There will also be 100,000 tickets “financed” by the Games organising committee, in partnership with le Secours Populaire, aimed at less well-off purchasers. This system will mean that each Games buyer will be given the option to give two extra euros to “pay it forward”, and buy tickets for less well-off families and their transport to the events.
Some tickets will be in very high demand, however, and prices are set to soar accordingly. Tickets for basketball could hit €160, artistic gymnastics could be as much as €260, while the athletics final at the Stade de France could reach €690 each.
The most in-demand tickets (such as the basketball final, 100m run, and swimming) could soar to as much as €990 each. And Opening Ceremony tickets will cost as much as €3,000 for individuals.
Organisers have defended the prices, saying that the more expensive tickets help to fund the cheaper seats.
I didn’t win on the ballot. Can I get a ticket?
This first purchasing phase will last until March 15, so if you have not yet won on the ballot, you may yet still win, and be notified that you have a 48-hour window in which to make your purchases.
However, even if you do not win before March 15, you will still have a chance to purchase individual tickets, from those that remain, from May 11.
A third phase of ticket purchases will open in the autumn, without any kind of ballot in place. The tickets will also include seats at the Opening and Closing Ceremonies, as well as the sporting events.
A final phase of ticket sales will take place at the end of 2023, for any seats still remaining.
Unsurprisingly, as well as some debate over the fairness of high ticket prices, the Games have not been without controversy this week.
The question of whether to allow Russian and Belorussian athletes to attend and compete is also attracting increased debate, in the context of the invasion of Ukraine.
It has been suggested that these athletes could compete under a “neutral” banner.
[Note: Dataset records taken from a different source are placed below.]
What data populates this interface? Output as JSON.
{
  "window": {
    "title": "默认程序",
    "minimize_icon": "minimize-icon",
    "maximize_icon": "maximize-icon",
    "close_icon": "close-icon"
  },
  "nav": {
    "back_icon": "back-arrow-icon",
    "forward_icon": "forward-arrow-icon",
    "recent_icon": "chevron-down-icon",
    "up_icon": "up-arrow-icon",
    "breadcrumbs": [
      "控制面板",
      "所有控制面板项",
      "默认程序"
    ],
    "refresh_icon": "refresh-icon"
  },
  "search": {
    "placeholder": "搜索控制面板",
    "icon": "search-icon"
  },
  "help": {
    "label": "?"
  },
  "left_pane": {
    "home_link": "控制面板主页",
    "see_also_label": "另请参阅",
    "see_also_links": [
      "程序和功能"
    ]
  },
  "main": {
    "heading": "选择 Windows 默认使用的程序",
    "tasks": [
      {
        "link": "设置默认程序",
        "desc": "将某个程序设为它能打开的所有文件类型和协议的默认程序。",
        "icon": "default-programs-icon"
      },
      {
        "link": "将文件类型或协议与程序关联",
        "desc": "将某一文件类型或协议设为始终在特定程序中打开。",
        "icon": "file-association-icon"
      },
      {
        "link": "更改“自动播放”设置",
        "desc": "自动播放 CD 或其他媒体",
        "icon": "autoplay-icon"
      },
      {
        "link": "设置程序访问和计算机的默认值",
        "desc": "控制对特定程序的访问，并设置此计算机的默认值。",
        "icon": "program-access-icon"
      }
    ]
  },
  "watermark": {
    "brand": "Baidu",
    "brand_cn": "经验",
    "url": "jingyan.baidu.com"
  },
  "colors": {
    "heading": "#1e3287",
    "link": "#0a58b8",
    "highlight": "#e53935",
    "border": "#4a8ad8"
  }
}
Ukraine has reacted angrily to the idea that the athletes could be based in Lausanne (Switzerland) as part of this neutrality agreement.
Critics have also said that Russian and Belorussian athletes should not be able to compete because their respective presidents, Vladimir Putin and Alexander Loukachenko, typically use any success of their contenders as propaganda to further entrench their power.
However, the Olympic committee has so far said: “No athlete should be banned from competition based solely on their passport.”
The executive committee is set to discuss the question today (February 15).